The Right Architecture for the Right Size

Amazon is often pointed out as a company that got service oriented architecture (SOA) right. Not only did they implement it internally but also created a highly successful platform – Amazon Web Services (AWS) which provides a multitude of cloud services to mostly business customers.

The scale of this, or similar successes, or just the sheer novelty of trends in technology might be used as the motivation for engineering teams to set the goals for adopting similar architectural solutions. There are, however, situations in which SOA might not be the right choice. What might be missing from the picture is the consideration of organizational structures that support such architectures in existing settings and the costs/benefits associated with SOA.

The first can be explained by the often cited Conway’s law which claims that “organizations which design systems … are constrained to produce designs which are copies of the communication structures of these organizations.” Amazon and other large technology companies often employ thousands of engineers which makes their internal structure very different from a company with only a couple or several employees dedicated to software development. These differences propagate to the architectural solutions that are implemented by the engineering teams.

Each service has a team associated with it, and that team is completely responsible for the service—from scoping out the functionality, to architecting it, to building it, and operating it.

This is where the cost argument comes in. Establishing ownership can be essential for reliable and high quality software. Ownership, in turn, comes from the ability to allocate resources. The cost of operating service oriented architecture can be generally higher than that of a monolith application as multiple services may require more dedicated resources to build, maintain, and operate.

Following this reasoning a similar observation can be made when it comes to the JavaScript front end frameworks. With hundreds or thousands of engineers at hand, it appears again as a natural progression to split the systems into separate components (in this case, front ends and back ends), each of which can be supported by dedicated teams and frameworks. When the resources are restricted, however, a monolithic architecture is often easier to build upon and operate than a combined UI framework and an API framework only if for the fact that there are two separate frameworks to reason about instead of one.

It might be beneficial to include the structure of the organization and amount of resources available in the software decision making process. Adopting solutions known to work for large technology organizations might not translate to the same commercial success these companies have achieved.

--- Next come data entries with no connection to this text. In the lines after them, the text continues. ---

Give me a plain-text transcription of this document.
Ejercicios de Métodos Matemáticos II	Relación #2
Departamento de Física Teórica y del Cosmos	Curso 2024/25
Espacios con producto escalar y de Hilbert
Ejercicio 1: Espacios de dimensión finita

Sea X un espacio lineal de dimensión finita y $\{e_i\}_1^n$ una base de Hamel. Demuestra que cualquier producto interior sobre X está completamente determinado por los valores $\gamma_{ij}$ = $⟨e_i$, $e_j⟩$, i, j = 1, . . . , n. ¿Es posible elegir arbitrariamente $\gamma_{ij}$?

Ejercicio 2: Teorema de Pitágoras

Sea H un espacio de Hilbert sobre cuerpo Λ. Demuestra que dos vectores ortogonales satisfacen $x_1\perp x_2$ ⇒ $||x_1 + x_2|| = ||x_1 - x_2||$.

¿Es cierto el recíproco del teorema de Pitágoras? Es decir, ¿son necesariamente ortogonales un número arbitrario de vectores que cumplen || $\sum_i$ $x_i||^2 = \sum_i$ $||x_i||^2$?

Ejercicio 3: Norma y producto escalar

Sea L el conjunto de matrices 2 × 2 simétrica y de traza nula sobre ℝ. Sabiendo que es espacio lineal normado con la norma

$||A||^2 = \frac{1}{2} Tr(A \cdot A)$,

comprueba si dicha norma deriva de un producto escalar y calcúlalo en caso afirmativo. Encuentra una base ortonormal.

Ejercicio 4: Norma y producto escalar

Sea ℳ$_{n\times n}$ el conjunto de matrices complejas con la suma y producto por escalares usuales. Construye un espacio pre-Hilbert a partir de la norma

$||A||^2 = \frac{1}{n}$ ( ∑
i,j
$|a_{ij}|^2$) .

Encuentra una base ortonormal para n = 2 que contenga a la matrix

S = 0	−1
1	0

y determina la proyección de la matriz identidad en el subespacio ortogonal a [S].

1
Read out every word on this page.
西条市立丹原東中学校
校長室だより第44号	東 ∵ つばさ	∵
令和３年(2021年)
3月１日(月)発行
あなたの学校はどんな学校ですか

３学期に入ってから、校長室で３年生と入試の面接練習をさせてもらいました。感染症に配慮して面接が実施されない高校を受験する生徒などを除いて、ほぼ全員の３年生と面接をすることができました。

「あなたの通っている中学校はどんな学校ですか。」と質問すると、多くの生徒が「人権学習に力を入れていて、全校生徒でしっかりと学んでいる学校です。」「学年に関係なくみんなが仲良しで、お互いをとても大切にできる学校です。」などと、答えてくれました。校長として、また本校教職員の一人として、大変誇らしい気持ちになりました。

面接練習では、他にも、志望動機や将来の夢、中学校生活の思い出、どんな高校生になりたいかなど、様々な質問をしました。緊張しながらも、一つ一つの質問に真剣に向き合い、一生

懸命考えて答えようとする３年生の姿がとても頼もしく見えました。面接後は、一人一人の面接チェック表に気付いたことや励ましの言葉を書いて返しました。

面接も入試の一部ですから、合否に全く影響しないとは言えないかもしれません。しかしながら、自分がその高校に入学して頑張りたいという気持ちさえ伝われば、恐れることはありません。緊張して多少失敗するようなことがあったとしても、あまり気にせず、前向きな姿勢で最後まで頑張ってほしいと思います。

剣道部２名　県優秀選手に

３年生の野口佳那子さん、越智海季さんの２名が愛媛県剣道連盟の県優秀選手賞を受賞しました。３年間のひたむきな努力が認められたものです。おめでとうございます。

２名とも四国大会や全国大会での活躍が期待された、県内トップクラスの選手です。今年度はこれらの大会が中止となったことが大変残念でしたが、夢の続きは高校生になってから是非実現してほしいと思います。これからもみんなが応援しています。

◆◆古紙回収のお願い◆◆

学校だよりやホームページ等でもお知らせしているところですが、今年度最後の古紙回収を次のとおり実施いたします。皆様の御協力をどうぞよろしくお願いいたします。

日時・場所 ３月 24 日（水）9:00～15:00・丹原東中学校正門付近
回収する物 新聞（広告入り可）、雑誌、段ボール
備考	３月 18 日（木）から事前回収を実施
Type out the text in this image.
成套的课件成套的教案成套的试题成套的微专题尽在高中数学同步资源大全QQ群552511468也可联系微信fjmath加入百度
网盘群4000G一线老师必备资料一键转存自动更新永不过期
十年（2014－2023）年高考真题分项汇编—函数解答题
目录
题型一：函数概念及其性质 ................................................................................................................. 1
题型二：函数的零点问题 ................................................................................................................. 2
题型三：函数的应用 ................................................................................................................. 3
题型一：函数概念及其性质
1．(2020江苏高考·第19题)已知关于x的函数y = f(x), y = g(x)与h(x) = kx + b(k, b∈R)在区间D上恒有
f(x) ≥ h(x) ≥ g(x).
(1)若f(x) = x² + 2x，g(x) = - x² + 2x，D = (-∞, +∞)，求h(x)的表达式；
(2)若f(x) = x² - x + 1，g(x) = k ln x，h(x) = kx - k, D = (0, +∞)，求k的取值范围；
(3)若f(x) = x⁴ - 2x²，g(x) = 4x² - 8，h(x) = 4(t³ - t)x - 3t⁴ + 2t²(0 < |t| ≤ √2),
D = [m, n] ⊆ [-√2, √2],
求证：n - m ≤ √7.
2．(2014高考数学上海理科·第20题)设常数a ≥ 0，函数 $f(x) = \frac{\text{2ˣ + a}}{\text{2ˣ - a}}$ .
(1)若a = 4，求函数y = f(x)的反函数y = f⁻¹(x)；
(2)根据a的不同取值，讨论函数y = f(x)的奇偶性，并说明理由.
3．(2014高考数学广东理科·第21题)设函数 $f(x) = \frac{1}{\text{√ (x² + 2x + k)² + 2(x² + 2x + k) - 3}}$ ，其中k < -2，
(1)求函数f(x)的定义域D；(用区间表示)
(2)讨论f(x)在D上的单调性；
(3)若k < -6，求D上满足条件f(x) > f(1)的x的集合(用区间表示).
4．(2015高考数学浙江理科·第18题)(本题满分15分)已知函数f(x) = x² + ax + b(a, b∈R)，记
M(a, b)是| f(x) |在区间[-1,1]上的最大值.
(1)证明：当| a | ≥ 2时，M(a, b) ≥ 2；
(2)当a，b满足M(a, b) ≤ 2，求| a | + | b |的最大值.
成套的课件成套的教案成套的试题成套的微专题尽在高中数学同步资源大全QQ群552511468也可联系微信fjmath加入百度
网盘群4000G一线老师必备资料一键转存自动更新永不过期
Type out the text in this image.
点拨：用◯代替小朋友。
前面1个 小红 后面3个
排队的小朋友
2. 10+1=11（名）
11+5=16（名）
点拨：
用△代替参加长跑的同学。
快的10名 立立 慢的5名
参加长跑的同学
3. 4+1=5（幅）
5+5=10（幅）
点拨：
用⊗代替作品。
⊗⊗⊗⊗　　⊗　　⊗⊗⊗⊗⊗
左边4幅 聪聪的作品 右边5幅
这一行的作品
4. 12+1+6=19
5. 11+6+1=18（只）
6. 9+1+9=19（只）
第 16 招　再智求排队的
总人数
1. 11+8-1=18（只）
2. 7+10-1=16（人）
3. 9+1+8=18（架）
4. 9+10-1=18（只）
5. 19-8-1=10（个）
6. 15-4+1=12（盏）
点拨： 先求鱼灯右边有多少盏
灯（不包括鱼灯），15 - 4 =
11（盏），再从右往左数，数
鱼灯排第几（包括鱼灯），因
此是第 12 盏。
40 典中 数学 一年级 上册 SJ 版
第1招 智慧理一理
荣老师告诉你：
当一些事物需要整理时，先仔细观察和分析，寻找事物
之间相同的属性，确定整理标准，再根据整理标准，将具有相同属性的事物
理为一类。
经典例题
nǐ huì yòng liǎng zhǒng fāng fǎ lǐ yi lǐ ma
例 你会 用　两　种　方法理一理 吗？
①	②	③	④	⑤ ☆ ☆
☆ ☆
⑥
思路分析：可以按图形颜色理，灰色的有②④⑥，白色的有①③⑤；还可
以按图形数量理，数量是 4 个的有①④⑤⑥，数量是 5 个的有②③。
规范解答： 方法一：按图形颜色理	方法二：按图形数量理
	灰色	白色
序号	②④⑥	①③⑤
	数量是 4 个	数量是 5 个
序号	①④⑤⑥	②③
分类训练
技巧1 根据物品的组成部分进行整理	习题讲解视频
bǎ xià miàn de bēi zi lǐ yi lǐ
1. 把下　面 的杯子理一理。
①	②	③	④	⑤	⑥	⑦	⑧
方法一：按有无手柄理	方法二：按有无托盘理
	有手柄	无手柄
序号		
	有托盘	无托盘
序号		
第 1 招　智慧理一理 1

For smaller organizations, choosing SOA or client-side JavaScript framework can be a mistake, leading to longer and costlier development cycles, as compared to a traditional Model View Controller (MVC) architecture, if the business complexity is such that a small team of full-stack (or even semi-specialized) developers can handle the development and maintenance directly. Choosing to employ SOA or JavaScript front end framework is a decision that should not be made lightly. Sometimes traditional MVC is still the right approach.